Analyst: Why Chancellor Jeremy Hunt has less headroom than he thinks on the public finances
THE OFFICIAL Treasury watchdog may be repeating its mistake of over-estimating UK growth, Deutsche Bank analysts have warned, with the forecasting miss potentially wiping out Chancellor Jeremy Hunt’s spending power in years to come.
In forecasts published by the Office for Budget Responsibility last week, the watchdog said it expected UK GDP groth to settle around 1.75 per cent a year – some way higher than the Bank of England’s prediction of around 1 per cent.
But Deutsche Bank’s Sanjay Raja told clients in a note over the weekend that the “OBR’s track record to forecasting medium-term growth hasn’t been impressive” and said that between 2010 and 2019 were on average 0.8 per cent ahead of reality.
“As a rough rule of thumb, a near 1 percentage point miss in GDP will add close to 0.5 percentage points to borrowing… enough to more than wipe out the Chancellor’s current headroom.”
In the note Raja also suggests there is a danger that inflation could eat away at the UK’s public finances.
The official watchdog suggested that consumer price inflation would be flat in 2025 and 2026 before returning to the official target of 2 per cent.
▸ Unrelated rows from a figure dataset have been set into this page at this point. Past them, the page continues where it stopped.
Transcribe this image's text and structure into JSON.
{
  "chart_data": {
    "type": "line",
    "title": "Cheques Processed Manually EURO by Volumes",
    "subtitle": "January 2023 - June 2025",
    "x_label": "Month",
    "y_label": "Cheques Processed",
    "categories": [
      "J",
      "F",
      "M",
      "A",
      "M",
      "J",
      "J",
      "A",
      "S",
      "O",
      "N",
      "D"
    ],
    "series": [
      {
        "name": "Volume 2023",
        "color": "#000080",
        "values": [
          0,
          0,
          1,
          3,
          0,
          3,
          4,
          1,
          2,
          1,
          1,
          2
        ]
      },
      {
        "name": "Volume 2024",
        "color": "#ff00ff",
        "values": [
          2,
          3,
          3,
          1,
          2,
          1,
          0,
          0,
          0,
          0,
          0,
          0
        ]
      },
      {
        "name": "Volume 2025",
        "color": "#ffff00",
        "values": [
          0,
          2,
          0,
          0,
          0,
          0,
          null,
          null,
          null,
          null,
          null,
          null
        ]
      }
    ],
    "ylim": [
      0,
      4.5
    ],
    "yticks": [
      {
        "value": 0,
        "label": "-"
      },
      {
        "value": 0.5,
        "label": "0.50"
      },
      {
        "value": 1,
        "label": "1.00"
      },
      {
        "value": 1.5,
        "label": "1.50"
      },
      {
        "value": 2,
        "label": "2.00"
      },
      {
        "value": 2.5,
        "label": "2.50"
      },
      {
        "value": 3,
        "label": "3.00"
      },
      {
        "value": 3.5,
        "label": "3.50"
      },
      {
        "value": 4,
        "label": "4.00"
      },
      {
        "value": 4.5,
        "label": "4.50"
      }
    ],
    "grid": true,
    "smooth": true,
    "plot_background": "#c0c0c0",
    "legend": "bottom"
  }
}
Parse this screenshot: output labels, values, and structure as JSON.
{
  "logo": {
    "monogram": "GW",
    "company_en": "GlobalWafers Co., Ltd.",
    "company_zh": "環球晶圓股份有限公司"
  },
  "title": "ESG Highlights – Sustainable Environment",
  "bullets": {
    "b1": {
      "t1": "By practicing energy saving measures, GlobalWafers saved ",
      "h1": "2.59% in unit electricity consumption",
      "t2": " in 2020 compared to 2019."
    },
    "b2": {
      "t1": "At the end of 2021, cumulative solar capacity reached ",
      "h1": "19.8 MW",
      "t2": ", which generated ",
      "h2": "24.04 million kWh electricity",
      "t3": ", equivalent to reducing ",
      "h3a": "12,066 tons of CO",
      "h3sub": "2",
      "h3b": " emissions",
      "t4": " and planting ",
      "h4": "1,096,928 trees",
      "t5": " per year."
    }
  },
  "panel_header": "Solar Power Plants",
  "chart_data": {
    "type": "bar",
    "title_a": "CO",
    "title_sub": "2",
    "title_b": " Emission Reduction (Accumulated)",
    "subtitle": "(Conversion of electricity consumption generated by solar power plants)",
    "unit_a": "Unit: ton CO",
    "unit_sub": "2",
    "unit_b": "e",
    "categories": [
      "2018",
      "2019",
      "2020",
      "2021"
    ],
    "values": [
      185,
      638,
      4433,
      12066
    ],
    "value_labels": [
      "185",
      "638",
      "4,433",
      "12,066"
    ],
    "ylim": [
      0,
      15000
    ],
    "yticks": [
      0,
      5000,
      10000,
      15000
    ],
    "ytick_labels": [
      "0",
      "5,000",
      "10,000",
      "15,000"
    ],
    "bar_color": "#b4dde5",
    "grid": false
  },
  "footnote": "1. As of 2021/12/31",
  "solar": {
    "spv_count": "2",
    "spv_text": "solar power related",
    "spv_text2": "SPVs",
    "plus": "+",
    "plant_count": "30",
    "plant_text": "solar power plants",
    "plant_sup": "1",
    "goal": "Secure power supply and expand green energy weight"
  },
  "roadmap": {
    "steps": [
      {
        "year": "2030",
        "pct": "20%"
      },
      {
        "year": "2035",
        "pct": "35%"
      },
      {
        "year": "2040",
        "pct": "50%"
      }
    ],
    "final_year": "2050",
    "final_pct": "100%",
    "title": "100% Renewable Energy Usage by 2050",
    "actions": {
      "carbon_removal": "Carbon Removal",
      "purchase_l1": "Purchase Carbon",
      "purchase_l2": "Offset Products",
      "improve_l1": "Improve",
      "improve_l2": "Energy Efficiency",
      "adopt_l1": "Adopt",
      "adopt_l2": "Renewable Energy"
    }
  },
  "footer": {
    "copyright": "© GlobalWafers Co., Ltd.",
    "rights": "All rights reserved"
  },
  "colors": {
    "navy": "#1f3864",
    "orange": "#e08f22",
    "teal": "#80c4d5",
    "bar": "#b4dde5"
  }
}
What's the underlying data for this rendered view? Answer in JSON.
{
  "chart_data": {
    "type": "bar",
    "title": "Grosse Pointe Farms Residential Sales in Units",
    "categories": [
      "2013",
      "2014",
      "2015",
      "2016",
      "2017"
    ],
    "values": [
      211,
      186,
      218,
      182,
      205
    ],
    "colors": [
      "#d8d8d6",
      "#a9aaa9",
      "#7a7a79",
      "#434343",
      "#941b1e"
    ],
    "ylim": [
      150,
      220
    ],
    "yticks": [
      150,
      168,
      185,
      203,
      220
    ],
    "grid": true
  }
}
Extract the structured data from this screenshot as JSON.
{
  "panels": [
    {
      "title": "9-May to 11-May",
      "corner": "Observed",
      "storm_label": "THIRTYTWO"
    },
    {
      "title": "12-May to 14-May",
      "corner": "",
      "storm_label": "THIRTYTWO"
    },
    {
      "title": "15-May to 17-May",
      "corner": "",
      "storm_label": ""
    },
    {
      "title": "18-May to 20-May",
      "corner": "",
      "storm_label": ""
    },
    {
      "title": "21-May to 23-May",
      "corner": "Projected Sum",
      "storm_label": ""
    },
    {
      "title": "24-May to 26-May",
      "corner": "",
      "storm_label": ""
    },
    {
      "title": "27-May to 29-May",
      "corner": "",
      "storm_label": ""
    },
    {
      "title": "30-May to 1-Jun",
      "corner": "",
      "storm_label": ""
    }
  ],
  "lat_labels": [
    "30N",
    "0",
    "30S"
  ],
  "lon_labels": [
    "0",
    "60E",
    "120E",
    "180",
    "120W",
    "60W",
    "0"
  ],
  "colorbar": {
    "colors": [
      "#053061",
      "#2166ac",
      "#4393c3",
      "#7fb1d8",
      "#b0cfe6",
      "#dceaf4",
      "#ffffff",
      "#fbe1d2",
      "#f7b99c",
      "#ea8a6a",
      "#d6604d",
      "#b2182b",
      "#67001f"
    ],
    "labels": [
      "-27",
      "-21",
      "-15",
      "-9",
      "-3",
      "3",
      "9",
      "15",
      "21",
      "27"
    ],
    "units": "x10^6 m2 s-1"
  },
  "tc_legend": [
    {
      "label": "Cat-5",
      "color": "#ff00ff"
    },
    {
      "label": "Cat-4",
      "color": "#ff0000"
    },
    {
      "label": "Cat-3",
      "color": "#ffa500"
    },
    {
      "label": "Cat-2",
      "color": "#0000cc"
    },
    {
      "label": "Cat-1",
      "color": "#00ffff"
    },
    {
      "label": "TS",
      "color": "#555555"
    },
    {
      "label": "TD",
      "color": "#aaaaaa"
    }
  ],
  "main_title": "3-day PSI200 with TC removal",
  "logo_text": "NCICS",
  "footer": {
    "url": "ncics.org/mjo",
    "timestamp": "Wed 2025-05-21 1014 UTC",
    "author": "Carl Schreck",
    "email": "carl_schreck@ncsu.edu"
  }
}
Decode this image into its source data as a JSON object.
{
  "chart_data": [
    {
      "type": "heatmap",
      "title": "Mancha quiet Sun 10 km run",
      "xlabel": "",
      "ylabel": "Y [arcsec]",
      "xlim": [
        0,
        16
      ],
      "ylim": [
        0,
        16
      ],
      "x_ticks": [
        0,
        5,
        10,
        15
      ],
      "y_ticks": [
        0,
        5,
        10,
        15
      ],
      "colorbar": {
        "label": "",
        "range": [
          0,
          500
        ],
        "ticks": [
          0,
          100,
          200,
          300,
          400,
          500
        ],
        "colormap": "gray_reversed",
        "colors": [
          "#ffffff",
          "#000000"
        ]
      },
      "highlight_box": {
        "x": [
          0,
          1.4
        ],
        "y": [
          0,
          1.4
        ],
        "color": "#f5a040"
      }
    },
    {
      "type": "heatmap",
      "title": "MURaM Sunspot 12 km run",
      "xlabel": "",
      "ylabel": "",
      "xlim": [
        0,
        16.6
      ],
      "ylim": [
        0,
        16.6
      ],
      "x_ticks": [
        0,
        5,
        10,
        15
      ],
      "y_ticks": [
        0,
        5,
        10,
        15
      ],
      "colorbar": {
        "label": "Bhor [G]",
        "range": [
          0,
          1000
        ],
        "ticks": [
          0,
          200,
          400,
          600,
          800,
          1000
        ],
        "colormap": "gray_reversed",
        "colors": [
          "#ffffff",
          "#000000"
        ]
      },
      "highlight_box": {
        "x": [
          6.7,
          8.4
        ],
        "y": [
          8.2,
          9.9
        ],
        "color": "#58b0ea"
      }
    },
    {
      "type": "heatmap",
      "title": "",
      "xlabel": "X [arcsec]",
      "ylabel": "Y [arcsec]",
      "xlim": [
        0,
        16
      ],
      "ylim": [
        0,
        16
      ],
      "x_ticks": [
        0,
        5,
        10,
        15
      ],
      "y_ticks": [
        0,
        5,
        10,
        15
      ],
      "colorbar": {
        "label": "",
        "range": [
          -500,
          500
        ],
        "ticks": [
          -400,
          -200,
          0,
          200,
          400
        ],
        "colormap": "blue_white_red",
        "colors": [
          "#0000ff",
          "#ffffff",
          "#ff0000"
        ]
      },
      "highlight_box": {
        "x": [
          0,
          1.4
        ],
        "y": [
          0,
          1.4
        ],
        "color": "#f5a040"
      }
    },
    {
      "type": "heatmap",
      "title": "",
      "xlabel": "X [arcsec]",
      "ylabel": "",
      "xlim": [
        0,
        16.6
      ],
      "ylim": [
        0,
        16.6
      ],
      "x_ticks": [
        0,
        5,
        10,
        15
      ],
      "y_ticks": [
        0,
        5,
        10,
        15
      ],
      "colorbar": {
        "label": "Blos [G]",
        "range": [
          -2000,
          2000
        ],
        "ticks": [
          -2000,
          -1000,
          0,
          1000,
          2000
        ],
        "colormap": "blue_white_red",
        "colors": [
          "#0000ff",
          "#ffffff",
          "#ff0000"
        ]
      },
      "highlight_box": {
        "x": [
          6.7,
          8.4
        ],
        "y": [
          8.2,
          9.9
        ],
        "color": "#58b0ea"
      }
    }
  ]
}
“What if inflation ends up being higher, as we expect?” the analyst wrote. “While receipts would be lifted by higher prices boosting revenues, spending would rise even faster, driven by higher debt interest costs.”
“Big picture, the Chancellor’s room to manoeuvre is smaller than before,” Raja said, and “pressure to rejig the fiscal rules entirely will only rise from here, particularly with a general election looming.”